Sebagai anak-anak ini menggusarkanku, lalu aku
berfikir, tentulah pekerjaan ini akan cepat selesai bila benih jagung ini cepat
habis, maka setiap lubang aku jatuhkan benih sampai penuh. Bapak kemudian
memeriksa pekerjaanku dan mengatakan bahwa jagung enggak bisa tumbuh baik bila
terlalu sesak dalam satu lubang, cukup menjatuhkan 3-4 butir benih jagung dalam
satu lubang. Eeehh, aku harus mengambil kembali benih-benih yang terlanjur
kujatuhkan kedalam lubang itu dan menyisakan hanya 4 butir jagung untuk setiap
lubang, …. Dan ini memperlambat pekerjaanku saja.
Bapakku
sudah jauh kedepan membuat lubang menggunakan cangkulnya, aku mengikuti dari
belakang, menjatuhkan benih dan menutupnya dengan tanah dengan cara
menggeserkan tanah menggunakan kakiku dan kemudian menginjaknya. Terlalu lama
menunduk membuat tengkukku pegal, sementara dikejauhan aku melihat serombongan
anak-anak lain bermain, aku menangis….aku juga ingin bermain.

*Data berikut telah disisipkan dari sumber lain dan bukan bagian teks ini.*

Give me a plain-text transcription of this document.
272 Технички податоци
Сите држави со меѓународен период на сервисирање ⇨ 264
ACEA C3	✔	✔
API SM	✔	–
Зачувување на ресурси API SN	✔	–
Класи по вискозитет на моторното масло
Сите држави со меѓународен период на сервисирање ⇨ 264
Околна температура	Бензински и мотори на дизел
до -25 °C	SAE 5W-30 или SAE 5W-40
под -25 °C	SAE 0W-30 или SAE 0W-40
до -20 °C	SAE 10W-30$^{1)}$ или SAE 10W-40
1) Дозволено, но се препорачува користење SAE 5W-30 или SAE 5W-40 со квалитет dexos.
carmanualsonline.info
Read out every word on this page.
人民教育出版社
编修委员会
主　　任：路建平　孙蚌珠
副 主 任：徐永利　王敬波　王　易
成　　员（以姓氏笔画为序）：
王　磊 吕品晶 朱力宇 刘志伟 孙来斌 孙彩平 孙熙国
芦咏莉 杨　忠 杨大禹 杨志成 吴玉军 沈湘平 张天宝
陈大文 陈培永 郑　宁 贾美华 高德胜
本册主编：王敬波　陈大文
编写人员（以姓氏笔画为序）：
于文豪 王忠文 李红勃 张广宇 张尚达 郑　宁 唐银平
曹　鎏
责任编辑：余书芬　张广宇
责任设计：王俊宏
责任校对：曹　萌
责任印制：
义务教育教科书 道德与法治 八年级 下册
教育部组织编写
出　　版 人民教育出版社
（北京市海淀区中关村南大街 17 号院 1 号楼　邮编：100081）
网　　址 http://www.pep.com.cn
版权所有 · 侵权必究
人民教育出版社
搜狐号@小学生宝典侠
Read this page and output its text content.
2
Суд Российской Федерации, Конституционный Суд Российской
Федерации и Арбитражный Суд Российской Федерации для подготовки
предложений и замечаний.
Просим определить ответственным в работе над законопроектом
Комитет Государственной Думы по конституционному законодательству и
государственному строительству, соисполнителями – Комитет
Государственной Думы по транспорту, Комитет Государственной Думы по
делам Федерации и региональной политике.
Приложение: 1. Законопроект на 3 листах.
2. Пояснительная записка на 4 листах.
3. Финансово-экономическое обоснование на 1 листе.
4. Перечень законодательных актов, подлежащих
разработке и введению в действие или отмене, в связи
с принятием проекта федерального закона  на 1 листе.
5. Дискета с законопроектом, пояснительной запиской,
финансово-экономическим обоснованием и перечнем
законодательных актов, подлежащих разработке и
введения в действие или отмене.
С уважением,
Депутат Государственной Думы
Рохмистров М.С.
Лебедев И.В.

Secepat kilat kujatuhkan benih-benih itu 3-4
butir, menggeserkan tanah sekenanya. Kembali bapak memeriksa pekerjaanku, lalu
beliau memanggilku dan mencontohkan bagaimana cara menutup suatu lubang yang
sudah dijatuhi benih jagung dengan sempurna. Ku coba menawar, kenapa harus
ditutup dengan tanah? Bukankah itu memperlambat pekerjaanku saja? Tapi bapak
menjelaskan setidaknya 3 alasan kenapa bibit jagung itu harus ditutup dengan
tanah
1. Ayam, tikus akan mencuri
dan memakan benih-benih itu bila dibiarkan tergeletak saja dipermukaan tanah
2. Benih-benih itu akan
kering kerontang terjemur sinar matahari dan tak mungkin tumbuh lagi
3. Jagung itu harus
menanggung beban tanah yang menimpanya supaya lembab untuk bias bertunas dan
bertumbuh dengan sempurna.
Ketika dewasa, terkenang olehku peristiwa itu.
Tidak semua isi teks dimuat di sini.